Another moving illustration of retro sanctus (behind the saints) burials may be seen in a crypt behind the basilica apse. Here, a vivid fourth-century wall fresco shows the deceased Veneranda being introduced into paradise by St. Petronilla, whose tomb must have been located nearby. This Petronilla has caused much controversy and debate. Was she merely a pious woman, and not a saint at all, as some claim? Or was she, as popular legend holds, St. Peter’s daughter?
A tradition dating from a second-century copy of the apocryphal Acts of Peter relates that the Apostle had a paralysed daughter. Entreated by the crowds, St. Peter healed the girl, but only temporarily; her let her walk around for a bit, then restored her paralysis as beneficial for her soul.
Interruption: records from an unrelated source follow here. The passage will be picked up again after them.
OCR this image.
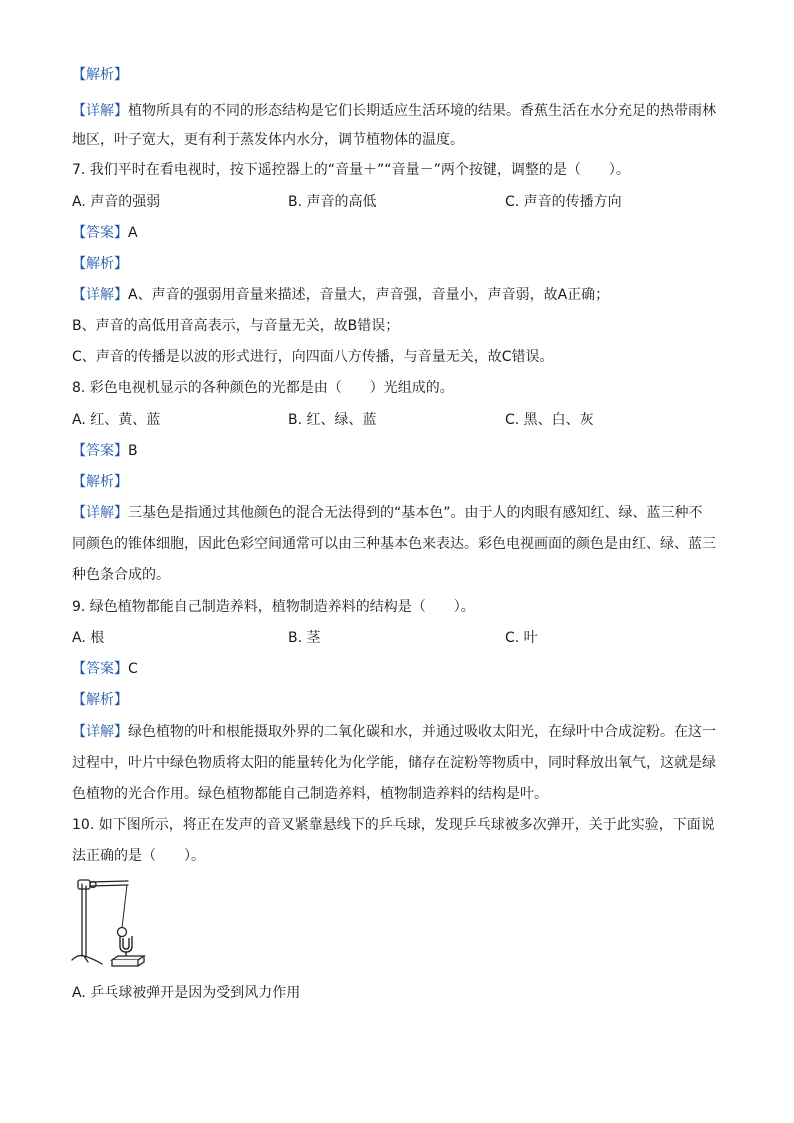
【解析】
【详解】植物所具有的不同的形态结构是它们长期适应生活环境的结果。香蕉生活在水分充足的热带雨林
地区，叶子宽大，更有利于蒸发体内水分，调节植物体的温度。
7. 我们平时在看电视时，按下遥控器上的“音量＋”“音量－”两个按键，调整的是（　　）。
A. 声音的强弱	B. 声音的高低	C. 声音的传播方向
【答案】A
【解析】
【详解】A、声音的强弱用音量来描述，音量大，声音强，音量小，声音弱，故A正确；
B、声音的高低用音高表示，与音量无关，故B错误；
C、声音的传播是以波的形式进行，向四面八方传播，与音量无关，故C错误。
8. 彩色电视机显示的各种颜色的光都是由（　　）光组成的。
A. 红、黄、蓝	B. 红、绿、蓝	C. 黑、白、灰
【答案】B
【解析】
【详解】三基色是指通过其他颜色的混合无法得到的“基本色”。由于人的肉眼有感知红、绿、蓝三种不
同颜色的锥体细胞，因此色彩空间通常可以由三种基本色来表达。彩色电视画面的颜色是由红、绿、蓝三
种色条合成的。
9. 绿色植物都能自己制造养料，植物制造养料的结构是（　　）。
A. 根	B. 茎	C. 叶
【答案】C
【解析】
【详解】绿色植物的叶和根能摄取外界的二氧化碳和水，并通过吸收太阳光，在绿叶中合成淀粉。在这一
过程中，叶片中绿色物质将太阳的能量转化为化学能，储存在淀粉等物质中，同时释放出氧气，这就是绿
色植物的光合作用。绿色植物都能自己制造养料，植物制造养料的结构是叶。
10. 如下图所示，将正在发声的音叉紧靠悬线下的乒乓球，发现乒乓球被多次弹开，关于此实验，下面说
法正确的是（　　）。
A. 乒乓球被弹开是因为受到风力作用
We have sixth-century accounts of pilgrims visiting the Domitilla Catacomb to venerate the grave of Petronilla, Peter’s daughter. They describe her sarcophagus, with her name and the inscription ‘dearest daughter’.
In 757 Petronilla’s remains were solemnly transported to St. Peter’s Basilica and placed in a rotunda next to the left transept. A twin rotunda on the right transept was dedicated to Peter’s brother, St. Andrew, so there seems to have been some family connection. Somehow Petronilla was adopted as the patroness of the Franks, and her mausoleum eventually became the French monarchy’s official chapel in Rome (for which Michelangelo’s Pieta was commissioned by a French ambassador). Today’s visitor to St. Peter’s will not find Petronilla’s shrine, however. In the splendid new Renaissance-Baroque structure, her rotunda disappeared without a trace; her sarcophagus was placed upside down on the floor of the Blessed Sacrament chapel. Petronilla now has her own small altar, to the right of the Papal Throne (and Clement X’s memorial).
Excerpt from Hager, June. Pilgrimage: A Chronicle of Christianity Through the Churches of Rome. (Weidenfeld & Nicolson: London), 1999.